ECCR1 has been linked to platinum resistance in cell lines for ovarian, cervical, testicular, bladder, and for non-small-cell lung cancers.
"These data led us to hypothesize that expression of ERCC1 by the tumor could predict a survival benefit from cisplatin-based adjuvant chemotherapy in non-small-cell lung cancer," the investigators wrote.
The authors examined 761 non-small-cell tumors specimens obtained during excisional surgery from patients enrolled in the International Adjuvant Lung Cancer Trial. They used immunohistochemistry to detect the presence of the ERCC1 protein, and compared the results against the clinical outcomes of the patients.

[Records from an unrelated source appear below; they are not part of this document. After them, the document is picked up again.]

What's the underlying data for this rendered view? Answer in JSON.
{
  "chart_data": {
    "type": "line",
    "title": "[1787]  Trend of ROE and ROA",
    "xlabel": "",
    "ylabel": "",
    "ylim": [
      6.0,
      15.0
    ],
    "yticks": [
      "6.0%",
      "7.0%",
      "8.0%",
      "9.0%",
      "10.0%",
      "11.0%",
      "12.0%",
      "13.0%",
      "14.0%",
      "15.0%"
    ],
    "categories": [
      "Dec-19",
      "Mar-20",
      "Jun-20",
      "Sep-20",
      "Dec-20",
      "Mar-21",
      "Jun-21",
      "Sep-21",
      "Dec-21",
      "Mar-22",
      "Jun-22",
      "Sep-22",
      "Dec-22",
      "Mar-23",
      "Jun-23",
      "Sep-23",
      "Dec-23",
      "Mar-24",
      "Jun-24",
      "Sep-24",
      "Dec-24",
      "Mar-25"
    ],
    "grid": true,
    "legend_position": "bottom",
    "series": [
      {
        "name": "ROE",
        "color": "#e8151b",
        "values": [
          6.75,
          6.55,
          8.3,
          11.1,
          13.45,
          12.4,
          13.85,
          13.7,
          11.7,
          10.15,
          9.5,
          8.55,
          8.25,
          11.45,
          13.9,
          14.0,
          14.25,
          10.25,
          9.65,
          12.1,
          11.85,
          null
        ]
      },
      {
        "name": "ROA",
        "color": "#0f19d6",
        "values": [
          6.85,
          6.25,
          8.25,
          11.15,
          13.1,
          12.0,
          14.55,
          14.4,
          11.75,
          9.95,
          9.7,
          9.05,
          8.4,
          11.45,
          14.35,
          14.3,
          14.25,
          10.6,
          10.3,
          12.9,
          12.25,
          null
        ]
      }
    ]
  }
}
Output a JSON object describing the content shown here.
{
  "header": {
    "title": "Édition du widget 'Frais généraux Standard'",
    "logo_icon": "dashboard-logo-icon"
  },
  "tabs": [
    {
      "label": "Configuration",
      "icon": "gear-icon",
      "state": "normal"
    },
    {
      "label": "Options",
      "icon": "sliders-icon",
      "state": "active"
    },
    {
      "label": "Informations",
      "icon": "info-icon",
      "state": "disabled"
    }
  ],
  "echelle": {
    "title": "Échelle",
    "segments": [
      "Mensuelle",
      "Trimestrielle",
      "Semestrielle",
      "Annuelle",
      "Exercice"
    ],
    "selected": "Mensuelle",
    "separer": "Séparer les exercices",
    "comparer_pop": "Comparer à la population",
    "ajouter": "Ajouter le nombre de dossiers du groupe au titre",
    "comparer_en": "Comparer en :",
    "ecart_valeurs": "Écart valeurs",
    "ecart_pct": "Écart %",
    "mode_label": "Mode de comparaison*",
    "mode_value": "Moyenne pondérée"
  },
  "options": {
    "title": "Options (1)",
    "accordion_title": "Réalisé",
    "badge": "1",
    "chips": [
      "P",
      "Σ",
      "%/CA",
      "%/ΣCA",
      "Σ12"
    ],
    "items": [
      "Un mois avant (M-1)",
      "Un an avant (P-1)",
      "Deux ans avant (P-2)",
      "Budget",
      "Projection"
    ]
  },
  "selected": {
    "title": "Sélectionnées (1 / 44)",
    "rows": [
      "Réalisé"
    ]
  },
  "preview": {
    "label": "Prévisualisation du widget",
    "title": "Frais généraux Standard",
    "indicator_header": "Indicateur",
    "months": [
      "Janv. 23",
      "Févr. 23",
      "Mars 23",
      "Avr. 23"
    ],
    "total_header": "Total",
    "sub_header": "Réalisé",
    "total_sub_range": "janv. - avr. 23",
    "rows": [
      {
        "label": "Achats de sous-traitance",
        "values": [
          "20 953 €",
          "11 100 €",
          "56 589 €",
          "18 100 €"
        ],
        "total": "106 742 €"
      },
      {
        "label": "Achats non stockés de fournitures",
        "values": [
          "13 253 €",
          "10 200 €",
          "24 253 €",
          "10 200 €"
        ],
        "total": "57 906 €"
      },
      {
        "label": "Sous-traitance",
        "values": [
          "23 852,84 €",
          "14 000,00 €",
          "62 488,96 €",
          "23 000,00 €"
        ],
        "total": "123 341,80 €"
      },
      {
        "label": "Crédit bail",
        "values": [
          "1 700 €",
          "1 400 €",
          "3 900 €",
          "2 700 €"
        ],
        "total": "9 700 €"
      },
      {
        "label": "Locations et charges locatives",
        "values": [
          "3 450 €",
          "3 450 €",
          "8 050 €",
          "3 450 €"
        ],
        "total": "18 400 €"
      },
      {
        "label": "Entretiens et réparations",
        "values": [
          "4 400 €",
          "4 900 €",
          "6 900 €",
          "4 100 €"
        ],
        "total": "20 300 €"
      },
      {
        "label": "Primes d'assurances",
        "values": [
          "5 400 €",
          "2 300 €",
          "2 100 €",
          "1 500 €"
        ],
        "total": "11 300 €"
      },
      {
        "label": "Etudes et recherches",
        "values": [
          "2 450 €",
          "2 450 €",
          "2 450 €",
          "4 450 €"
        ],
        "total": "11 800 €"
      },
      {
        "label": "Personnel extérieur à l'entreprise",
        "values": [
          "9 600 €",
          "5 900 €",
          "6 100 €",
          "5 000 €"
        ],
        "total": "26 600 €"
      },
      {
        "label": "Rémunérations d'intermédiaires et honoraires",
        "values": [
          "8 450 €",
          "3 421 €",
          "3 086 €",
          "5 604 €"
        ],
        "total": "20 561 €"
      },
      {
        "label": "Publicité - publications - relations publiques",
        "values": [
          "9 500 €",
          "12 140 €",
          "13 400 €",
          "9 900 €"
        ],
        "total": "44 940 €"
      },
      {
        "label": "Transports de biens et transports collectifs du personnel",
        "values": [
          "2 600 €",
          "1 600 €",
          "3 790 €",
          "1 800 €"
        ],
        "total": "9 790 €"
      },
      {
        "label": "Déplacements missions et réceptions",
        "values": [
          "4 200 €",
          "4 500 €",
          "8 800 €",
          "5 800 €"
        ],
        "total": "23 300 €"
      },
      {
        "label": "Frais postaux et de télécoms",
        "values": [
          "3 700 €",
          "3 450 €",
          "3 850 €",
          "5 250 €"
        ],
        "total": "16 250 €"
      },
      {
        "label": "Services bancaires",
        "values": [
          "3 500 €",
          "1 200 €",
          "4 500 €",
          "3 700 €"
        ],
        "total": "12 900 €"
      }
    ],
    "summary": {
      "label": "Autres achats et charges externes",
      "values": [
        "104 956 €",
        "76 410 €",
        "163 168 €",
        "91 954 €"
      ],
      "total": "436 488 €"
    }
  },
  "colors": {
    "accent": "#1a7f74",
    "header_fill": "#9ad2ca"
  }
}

They found that ERCC1 expression was positive in 44% of the tumors, and negative in the remaining 56%. They also saw that patients with ERCC1-negative tumors had a significant benefit from Platinol-based adjuvant chemotherapy (test for interaction, P=0.009).
Among patients with ERCC1-negative tumors on chemotherapy (compared with observation) the adjusted hazard ratio for death was 0.65 (95% confidence interval, 0.50 to 0.86, P=0.002).
But among patients with ERCC1-positive tumors the adjusted hazard ratio for death was only 1.14 (95% CI, 0.84 to 1.55, P=0.40). In fact, among patients who did not receive adjuvant chemotherapy, those with ERCC1-positive tumors survived longer than those with ERCC1-negative tumors (adjusted hazard ratio for death, 0.66, 95% CI, 0.49 to 0.90, P=0.009).
"ERCC1 is the limiting factor in nucleotide excision repair, which removes platinum-DNA adducts," the authors wrote. "ERCC1 may also be involved in the repair of DNA double-strand breaks, especially those induced by interstrand cross-links. For this reason, the mechanism by which ERCC1 contributes to cisplatin resistance probably involves more than nucleotide excision repair. It is possible that the presence of ERCC1 reflects an inherent biologic characteristic of the tumor."
They added that the effect of ERCC1, if any, on other chemotherapy regimens for non-small-cell lung cancer is not known.
Elsewhere, Jeffrey Engelman, M.D., Ph.D,, and colleagues of Massachusetts General Hospital and Dana-Farber Cancer Institute in Boston, and other institutions, reported that often overlooked mutations in the gene encoding for epidermal growth factor receptor (EGFR) appear to be a mechanism whereby non-small-cell lung tumors can develop resistance to the EGFR inhibitors Iressa and Tarceva.
Using an Iressa-resistant cell line they created by exposing cancer cells to the drug in vitro for prolonged periods, they found that acquired mutation in T790M, which has previously been implicated in resistance to EGFR inhibitors, went undetected by direct gene sequencing, and could only be identified by a highly sensitive high performance liquid chromatography technique.
The mutation appears to prevent drug-induced inhibition of the P13K signal transduction pathway, which is believed to be involved in the malignant transformation of cells.
"These findings suggest that allelic dilution of biologically significant resistance mutations may go undetected by direct sequencing in cancers with amplified oncogenes and that restoration of PI3K activation via either a T790M mutation or other mechanisms can provide resistance to gefitinib," the authors wrote.